Fens have low oxygen levels because they are constantly wet — conditions that limit decomposition, leading to the accumulation of organic matter like leaves and roots, eventually creating peat soil. Without decomposition, there’s little of the nutrients like nitrogen, potassium and phosphorus that plants usually need to thrive.
But it’s great for carnivorous plants like Sarracenia purpurea — the type of pitcher plant that lives in Berlin Fen — because they evolved to survive in places that lack nutrients. Instead, they get the minerals they need by eating insects.
“These plants can survive where others maybe can’t,” Robaidek said. “That’s why they take advantage of the situation — of their ability to get nutrients through a different method.”
These pitcher plants have purple-veined leaves that are fused along most of their length (creating the “pitcher”) and lined on the inside with downward-pointing hairs. The pitchers collect water, and insects trapped by the hairs die and decay in this pool, providing the plants with minerals.
But these plants also undergo processes that are typical of their non-carnivorous counterparts. They photosynthesize, for one. And they grow wine-red, alien-looking flowers to attract pollinators. The nodding flowers have long stems, which help keep pollinating insects away from the pitchers so they don’t accidentally become a meal.
In Wisconsin, this strategy for survival seems to have worked pretty well. Pitcher plants abound in Berlin Fen, particularly on the larger mound covering the northern part of the site.
“You have to watch where you walk out there,” Robaidek said. “Otherwise, you’re going to step on them.”
And although you might not find too many places where Sarracenia purpurea grows in dense bunches like they do in Berlin Fen, they’re still found across most counties in Wisconsin.
But many habitats home to pitcher plants and other carnivorous plants are under pressure, and the ecosystems that these unusual flora call home are shrinking. Carnivorous plants are particularly vulnerable to ecosystem degradation because they are highly specialized, and their habitats are often very sensitive to disruption.
“Carnivorous plants are really poor competitors,” Joseph Walston, a doctoral student in the University of Wisconsin-Madison’s botany department, said. “Some plants can adapt really quickly to a changing environment, but these carnivorous plants are not good at competing.”
Berlin Fen itself is believed to have survived farm grazing in the past, Robaidek said. Now, there is farming in the upland areas adjacent to the fen. There’s also a landfill and a public trail close by.
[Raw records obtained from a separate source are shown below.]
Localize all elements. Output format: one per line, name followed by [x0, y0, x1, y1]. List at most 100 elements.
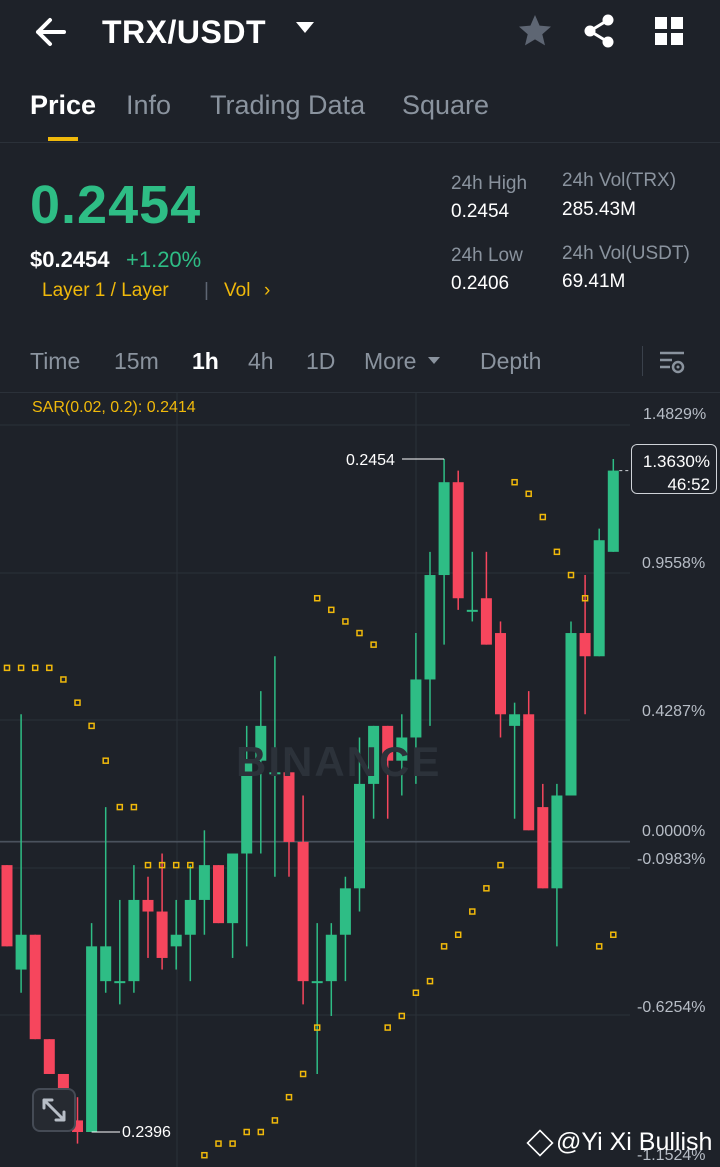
candle-body — [354, 783, 365, 889]
sar-dot — [440, 943, 448, 950]
interval-1h[interactable]: 1h — [192, 348, 219, 374]
candle-countdown: 46:52 — [667, 475, 710, 494]
usd-price: $0.2454 — [30, 247, 110, 272]
candle-body — [241, 760, 253, 854]
sar-dot — [454, 931, 462, 938]
candle-body — [311, 981, 323, 984]
chevron-right-icon[interactable]: › — [264, 280, 271, 301]
y-axis-label: -1.1524% — [637, 1147, 706, 1164]
candle-body — [438, 482, 450, 576]
y-axis-label: 0.9558% — [642, 555, 706, 572]
sar-indicator-label: SAR(0.02, 0.2): 0.2414 — [32, 399, 196, 416]
sar-dot — [31, 664, 39, 672]
share-icon[interactable] — [580, 12, 618, 50]
current-price-marker — [631, 444, 717, 494]
price-change-percent: +1.20% — [126, 247, 202, 272]
dropdown-caret-icon[interactable] — [296, 22, 314, 33]
interval-15m[interactable]: 15m — [114, 348, 159, 374]
candlestick-chart[interactable] — [0, 393, 720, 1167]
candle-body — [283, 772, 295, 842]
candle-body — [269, 772, 281, 775]
tag-separator: | — [204, 280, 209, 301]
tab-info[interactable]: Info — [126, 90, 172, 120]
candle-body — [255, 725, 267, 761]
tab-price[interactable]: Price — [30, 90, 97, 120]
sar-dot — [172, 861, 180, 869]
more-caret-icon[interactable] — [428, 357, 440, 364]
sar-dot — [187, 861, 194, 869]
stat-24h-high-value: 0.2454 — [451, 201, 510, 222]
sar-dot — [299, 1070, 307, 1078]
candle-body — [339, 888, 351, 935]
stat-vol-usdt-value: 69.41M — [562, 271, 626, 292]
tab-trading-data[interactable]: Trading Data — [210, 90, 366, 120]
candle-body — [142, 899, 154, 912]
sar-dot — [285, 1093, 293, 1101]
interval-4h[interactable]: 4h — [248, 348, 274, 374]
tab-square[interactable]: Square — [402, 90, 490, 120]
candle-body — [424, 575, 436, 680]
candle-body — [452, 482, 464, 599]
stat-vol-trx-label: 24h Vol(TRX) — [562, 170, 677, 191]
interval-depth[interactable]: Depth — [480, 348, 542, 374]
sar-dot — [469, 908, 476, 915]
last-price: 0.2454 — [30, 175, 202, 235]
candle-body — [86, 946, 98, 1132]
back-arrow-icon[interactable] — [30, 12, 74, 52]
stat-24h-low-label: 24h Low — [451, 245, 523, 266]
candle-body — [72, 1120, 83, 1132]
candle-body — [509, 714, 521, 726]
sar-dot — [229, 1140, 236, 1147]
category-tag-link[interactable]: Layer 1 / Layer — [42, 280, 169, 301]
sar-dot — [595, 943, 603, 950]
divider — [0, 392, 720, 393]
star-icon[interactable] — [516, 12, 554, 50]
sar-dot — [567, 571, 575, 579]
sar-dot — [384, 1024, 391, 1031]
candle-body — [495, 633, 506, 715]
candle-body — [213, 865, 224, 924]
sar-dot — [610, 931, 617, 938]
y-axis-label: 1.4829% — [643, 406, 707, 423]
sar-dot — [483, 885, 490, 892]
pair-title[interactable]: TRX/USDT — [102, 14, 266, 50]
grid-menu-icon[interactable] — [652, 14, 686, 48]
candle-body — [523, 714, 535, 831]
sar-dot — [553, 548, 561, 556]
fullscreen-button[interactable] — [32, 1088, 76, 1132]
candle-body — [410, 679, 422, 738]
y-axis-label: -0.0983% — [637, 851, 706, 868]
chart-settings-icon[interactable] — [658, 348, 686, 376]
vol-link[interactable]: Vol — [224, 280, 251, 301]
candle-body — [396, 737, 408, 761]
interval-1d[interactable]: 1D — [306, 348, 336, 374]
candle-body — [43, 1039, 55, 1074]
interval-more[interactable]: More — [364, 348, 417, 374]
candle-body — [466, 609, 478, 612]
sar-dot — [511, 478, 518, 486]
expand-icon — [42, 1098, 66, 1122]
divider — [0, 142, 720, 143]
candle-body — [128, 899, 140, 982]
sar-dot — [313, 1024, 321, 1031]
y-axis-label: 0.0000% — [642, 823, 706, 840]
sar-dot — [130, 803, 138, 811]
sar-dot — [17, 664, 25, 672]
candle-body — [480, 598, 492, 645]
sar-dot — [144, 861, 152, 869]
sar-dot — [215, 1140, 222, 1147]
sar-dot — [426, 977, 434, 985]
candle-body — [1, 865, 13, 947]
sar-dot — [158, 861, 166, 869]
candle-body — [29, 934, 41, 1040]
candle-body — [593, 540, 605, 657]
candle-body — [579, 633, 591, 657]
sar-dot — [243, 1128, 250, 1136]
sar-dot — [342, 618, 349, 625]
current-price-percent: 1.3630% — [642, 452, 710, 471]
author-credit: @Yi Xi Bullish — [526, 1128, 712, 1157]
candle-body — [537, 807, 549, 889]
high-price-marker: 0.2454 — [346, 452, 395, 469]
interval-time[interactable]: Time — [30, 348, 81, 374]
candle-body — [184, 899, 196, 935]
Although Berlin Fen is a protected area, the multitude of nearby land uses around the small parcel can strain the environment, particularly by introducing invasive species. Because carnivorous plants aren’t great competitors, invasive species can, according to Wallston, “easily outgrow, outshade [and] outcompete” them, even in a protected state natural area. Robaidek said that much of the WDNR’s time tending to Berlin Fen is occupied with cutting, pulling and treating invasives like cattail, wild parsnip and buckthorn.
But for now, the pitcher plants of Berlin Fen persist. In the summer, you can see their blooming flowers and, gathered below, the veined leaves filled with water, clustered near pools and marl rivulets, making a home where other plants can’t.